Rms voltage for capacitor charge/discharge

[dimpledur]

Homework Statement

Hello,
I was wondering if anyone could confirm my work for the following graph:

I'm supposed to find the rms for 1 complete cycle (0, 10ms)

The time constant is 1ms.
Charging phase, v=1-e^(-t/1ms)=1-e^(-1000t)
discharging phase, v=e^(-1000t)

The Attempt at a Solution

First, I find the rms contribution for the charging stage.
$$\sqrt{\frac{1}{10^{-3}}\int ^{5(10)^{-3}}_{0}{(1-e^{-1000t})^2dt}}=\sqrt{\frac{1}{10^{-3}}(t-\frac{e^{-2000t}}{2000}+\frac{e^{-1000t}}{500}|^{5(10)^{-3}}_{0})}=0.59274 V$$
Next, I found the contribution of the discharge phase:
$$\sqrt{\frac{1}{10^{-3}}\int ^{5(10)^{-3}}_{0}{(e^{-1000t})^2dt}}=\sqrt{\frac{1}{10^{-3}}(-\frac{e^{-2000t}}{2000}|^{5(10)^{-3}}_{0})}=0.707091 V$$
and the effective rms for the entire cycle is
$$v_{rms}=\sqrt{(0.59274 V)^2+(0.707091 V)^2}=0.923 V$$

Or do I have to multiply each of the functions underneatht he the sqrt by a factor of 5(10)^-3 ?

 

[gneill]

Add the means (over the cycle length) of the voltage-squared contributions of each section of the curve prior to taking the square root.

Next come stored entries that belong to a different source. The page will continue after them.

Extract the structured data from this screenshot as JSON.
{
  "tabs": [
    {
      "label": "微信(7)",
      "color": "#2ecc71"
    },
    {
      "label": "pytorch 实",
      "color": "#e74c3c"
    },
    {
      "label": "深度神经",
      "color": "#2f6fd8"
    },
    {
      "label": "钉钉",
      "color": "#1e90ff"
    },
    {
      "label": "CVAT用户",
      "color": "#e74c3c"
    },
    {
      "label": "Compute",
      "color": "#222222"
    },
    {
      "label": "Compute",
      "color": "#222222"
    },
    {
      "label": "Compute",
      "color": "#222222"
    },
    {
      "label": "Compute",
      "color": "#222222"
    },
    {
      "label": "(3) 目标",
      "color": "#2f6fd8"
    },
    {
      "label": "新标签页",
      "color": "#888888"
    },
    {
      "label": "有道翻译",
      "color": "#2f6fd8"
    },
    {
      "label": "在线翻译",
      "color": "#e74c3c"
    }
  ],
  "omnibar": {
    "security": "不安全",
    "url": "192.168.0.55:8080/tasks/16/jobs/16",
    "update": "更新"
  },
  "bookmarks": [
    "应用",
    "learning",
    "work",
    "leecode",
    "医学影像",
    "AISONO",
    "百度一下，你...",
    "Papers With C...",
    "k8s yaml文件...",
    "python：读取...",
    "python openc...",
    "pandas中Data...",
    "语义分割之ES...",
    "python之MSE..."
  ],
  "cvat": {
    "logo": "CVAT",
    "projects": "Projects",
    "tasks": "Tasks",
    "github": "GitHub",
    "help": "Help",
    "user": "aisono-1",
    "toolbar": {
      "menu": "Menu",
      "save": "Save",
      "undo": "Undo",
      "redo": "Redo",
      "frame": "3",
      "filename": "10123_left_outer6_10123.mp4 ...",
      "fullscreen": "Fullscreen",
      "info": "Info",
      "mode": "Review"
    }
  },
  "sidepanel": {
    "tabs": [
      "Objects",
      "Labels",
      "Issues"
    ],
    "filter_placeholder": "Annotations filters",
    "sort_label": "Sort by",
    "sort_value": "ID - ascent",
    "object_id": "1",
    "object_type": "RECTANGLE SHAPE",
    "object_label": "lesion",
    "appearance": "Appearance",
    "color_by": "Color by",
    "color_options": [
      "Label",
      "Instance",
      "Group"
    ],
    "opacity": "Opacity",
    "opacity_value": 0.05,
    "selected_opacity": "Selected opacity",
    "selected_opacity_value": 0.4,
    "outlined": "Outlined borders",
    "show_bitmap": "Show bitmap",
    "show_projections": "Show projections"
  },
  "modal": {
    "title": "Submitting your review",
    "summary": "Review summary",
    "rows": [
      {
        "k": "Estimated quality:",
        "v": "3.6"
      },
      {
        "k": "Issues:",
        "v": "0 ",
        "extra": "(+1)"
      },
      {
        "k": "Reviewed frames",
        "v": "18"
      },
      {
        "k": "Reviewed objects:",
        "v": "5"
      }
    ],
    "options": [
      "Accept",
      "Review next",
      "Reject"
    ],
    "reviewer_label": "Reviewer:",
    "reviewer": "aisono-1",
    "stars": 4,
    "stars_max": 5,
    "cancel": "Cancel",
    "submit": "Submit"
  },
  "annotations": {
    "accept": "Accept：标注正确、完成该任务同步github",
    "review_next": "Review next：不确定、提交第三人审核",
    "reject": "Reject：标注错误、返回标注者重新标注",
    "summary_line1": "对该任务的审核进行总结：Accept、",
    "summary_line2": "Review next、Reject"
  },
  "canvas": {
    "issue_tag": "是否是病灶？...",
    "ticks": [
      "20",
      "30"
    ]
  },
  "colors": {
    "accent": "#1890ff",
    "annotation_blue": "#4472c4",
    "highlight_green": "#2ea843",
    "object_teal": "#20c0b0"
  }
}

So:
$$A = \frac{1}{10^{-3}}\int ^{5(10)^{-3}}_{0}{(1-e^{-1000t})^2dt}$$
$$B = \frac{1}{10^{-3}}\int ^{5(10)^{-3}}_{0}{(e^{-1000t})^2dt}$$
$$v_{rms} = \sqrt{A + B}$$

 

[dimpledur]

Interesting. That seems a lot easier. Thanks!

 

[dimpledur]

When I do as you stated, I get an rms value of 2V. Steady state voltage in this particular instant is 1V.

 

[gneill]

Oops. The period of the waveform is 10ms or 10^-2s, not 10^-3s. So the constant multiplying the integrals should be 1/10^-2 = 100.

I think you'll find that the RMS value should be 0.634V.

 

[dimpledur]

I probably should have caught that. Thanks!